The Dark Side of Christian History is not the last word, nor even the first word, on the crimes of Christianity. There are far more detailed and scholarly works on the topics which Ellerbe surveys, such as misogyny and the witch hunts or the connections between Christianity and modern science. Likewise, she gives short shrift to the Crusades and the Inquisition with respect to their dual impact on Muslims in Asia and Indians in the Americas, or how the western legal tradition used to subjugate non-western peoples is rooted in the Church’s doctrines of invasion and conquest.

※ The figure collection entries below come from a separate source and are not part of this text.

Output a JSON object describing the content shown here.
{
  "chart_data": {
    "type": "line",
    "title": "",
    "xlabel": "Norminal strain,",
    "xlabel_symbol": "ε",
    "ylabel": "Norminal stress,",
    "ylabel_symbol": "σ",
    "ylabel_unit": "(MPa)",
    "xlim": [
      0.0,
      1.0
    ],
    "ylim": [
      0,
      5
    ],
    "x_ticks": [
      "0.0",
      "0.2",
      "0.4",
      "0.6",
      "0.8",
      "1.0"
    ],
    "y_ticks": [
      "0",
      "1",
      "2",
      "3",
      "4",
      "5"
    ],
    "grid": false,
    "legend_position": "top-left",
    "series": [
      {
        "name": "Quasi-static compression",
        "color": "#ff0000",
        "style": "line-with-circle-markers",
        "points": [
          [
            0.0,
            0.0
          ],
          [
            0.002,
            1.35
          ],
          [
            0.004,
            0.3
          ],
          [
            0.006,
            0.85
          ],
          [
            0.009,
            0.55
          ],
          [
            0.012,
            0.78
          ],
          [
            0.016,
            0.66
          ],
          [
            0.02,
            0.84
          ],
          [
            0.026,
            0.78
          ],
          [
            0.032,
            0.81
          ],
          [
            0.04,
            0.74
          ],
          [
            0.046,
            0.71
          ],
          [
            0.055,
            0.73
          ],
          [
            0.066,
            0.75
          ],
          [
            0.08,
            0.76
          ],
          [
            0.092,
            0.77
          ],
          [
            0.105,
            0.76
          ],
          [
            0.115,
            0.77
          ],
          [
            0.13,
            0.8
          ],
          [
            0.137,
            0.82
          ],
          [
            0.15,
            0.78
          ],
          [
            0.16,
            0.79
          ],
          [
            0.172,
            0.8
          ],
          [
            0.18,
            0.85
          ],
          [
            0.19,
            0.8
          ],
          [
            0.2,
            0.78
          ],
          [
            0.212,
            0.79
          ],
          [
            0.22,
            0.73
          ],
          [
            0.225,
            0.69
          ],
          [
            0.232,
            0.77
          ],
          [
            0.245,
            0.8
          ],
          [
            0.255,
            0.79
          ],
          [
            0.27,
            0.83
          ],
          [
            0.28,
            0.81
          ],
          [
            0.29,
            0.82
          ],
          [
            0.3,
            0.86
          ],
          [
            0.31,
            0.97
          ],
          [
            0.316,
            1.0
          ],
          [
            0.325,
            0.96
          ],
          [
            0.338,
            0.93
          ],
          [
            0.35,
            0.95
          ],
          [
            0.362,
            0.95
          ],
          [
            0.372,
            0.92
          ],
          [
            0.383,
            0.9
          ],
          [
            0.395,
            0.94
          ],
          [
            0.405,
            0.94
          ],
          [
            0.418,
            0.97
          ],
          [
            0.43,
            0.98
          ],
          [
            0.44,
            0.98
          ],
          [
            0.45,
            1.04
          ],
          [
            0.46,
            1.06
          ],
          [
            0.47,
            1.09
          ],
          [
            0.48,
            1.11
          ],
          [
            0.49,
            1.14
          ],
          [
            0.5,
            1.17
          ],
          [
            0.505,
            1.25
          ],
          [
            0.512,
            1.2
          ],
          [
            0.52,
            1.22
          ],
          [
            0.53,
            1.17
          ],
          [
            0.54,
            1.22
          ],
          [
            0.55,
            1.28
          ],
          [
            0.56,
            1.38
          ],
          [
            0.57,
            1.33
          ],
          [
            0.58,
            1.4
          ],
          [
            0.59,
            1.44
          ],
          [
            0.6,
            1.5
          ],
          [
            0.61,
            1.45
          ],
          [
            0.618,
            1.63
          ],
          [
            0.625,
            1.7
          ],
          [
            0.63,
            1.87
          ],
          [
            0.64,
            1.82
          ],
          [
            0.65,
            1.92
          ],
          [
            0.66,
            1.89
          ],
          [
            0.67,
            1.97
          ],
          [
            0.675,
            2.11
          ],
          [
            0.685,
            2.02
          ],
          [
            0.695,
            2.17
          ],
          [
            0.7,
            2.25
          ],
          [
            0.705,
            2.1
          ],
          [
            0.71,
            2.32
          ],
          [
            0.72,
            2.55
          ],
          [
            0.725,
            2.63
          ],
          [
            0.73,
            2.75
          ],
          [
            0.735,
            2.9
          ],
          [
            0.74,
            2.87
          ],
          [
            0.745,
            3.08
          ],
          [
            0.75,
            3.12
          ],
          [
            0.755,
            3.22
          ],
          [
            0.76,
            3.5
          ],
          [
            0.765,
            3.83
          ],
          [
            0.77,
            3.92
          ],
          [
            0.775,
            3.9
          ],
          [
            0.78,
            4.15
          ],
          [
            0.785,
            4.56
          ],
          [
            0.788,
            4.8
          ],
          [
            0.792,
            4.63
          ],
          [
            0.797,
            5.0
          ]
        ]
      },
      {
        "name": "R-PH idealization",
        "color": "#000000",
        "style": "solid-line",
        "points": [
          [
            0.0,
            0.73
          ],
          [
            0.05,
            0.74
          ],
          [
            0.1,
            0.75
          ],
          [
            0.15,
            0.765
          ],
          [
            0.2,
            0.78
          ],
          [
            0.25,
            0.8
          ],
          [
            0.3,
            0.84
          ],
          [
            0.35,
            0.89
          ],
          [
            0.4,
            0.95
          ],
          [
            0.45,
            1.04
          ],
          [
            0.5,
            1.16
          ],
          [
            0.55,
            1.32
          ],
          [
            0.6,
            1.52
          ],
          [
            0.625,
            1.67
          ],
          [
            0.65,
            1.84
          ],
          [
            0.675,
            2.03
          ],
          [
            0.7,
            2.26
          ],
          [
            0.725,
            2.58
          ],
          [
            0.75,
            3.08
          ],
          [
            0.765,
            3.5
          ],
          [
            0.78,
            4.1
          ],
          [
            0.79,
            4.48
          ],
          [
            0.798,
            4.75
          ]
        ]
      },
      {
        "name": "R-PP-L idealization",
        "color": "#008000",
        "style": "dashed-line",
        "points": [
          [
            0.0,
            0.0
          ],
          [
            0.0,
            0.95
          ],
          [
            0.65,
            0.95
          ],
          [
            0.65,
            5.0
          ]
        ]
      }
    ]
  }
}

For in-depth treatment of these and other stories, interested readers will have to look elsewhere. But, as an intense sojourn into the evils of Christianity, into its ‘dark side,’ this volume serves readers quite well, and is a useful, even if incomplete, introduction to the topic.
And it ought to be read and reflected upon by every Muslim, insha’Allah, in the interest of inspiring deeper research into the origins and development of western civilization. As noisy proclamations of the impending millennium threaten the world with yet another misguided western Christian adventure, such study seems necessary to help raise critical consciousness before Muslims get coopted into signing on to interfaith apologetics and millenarian madness.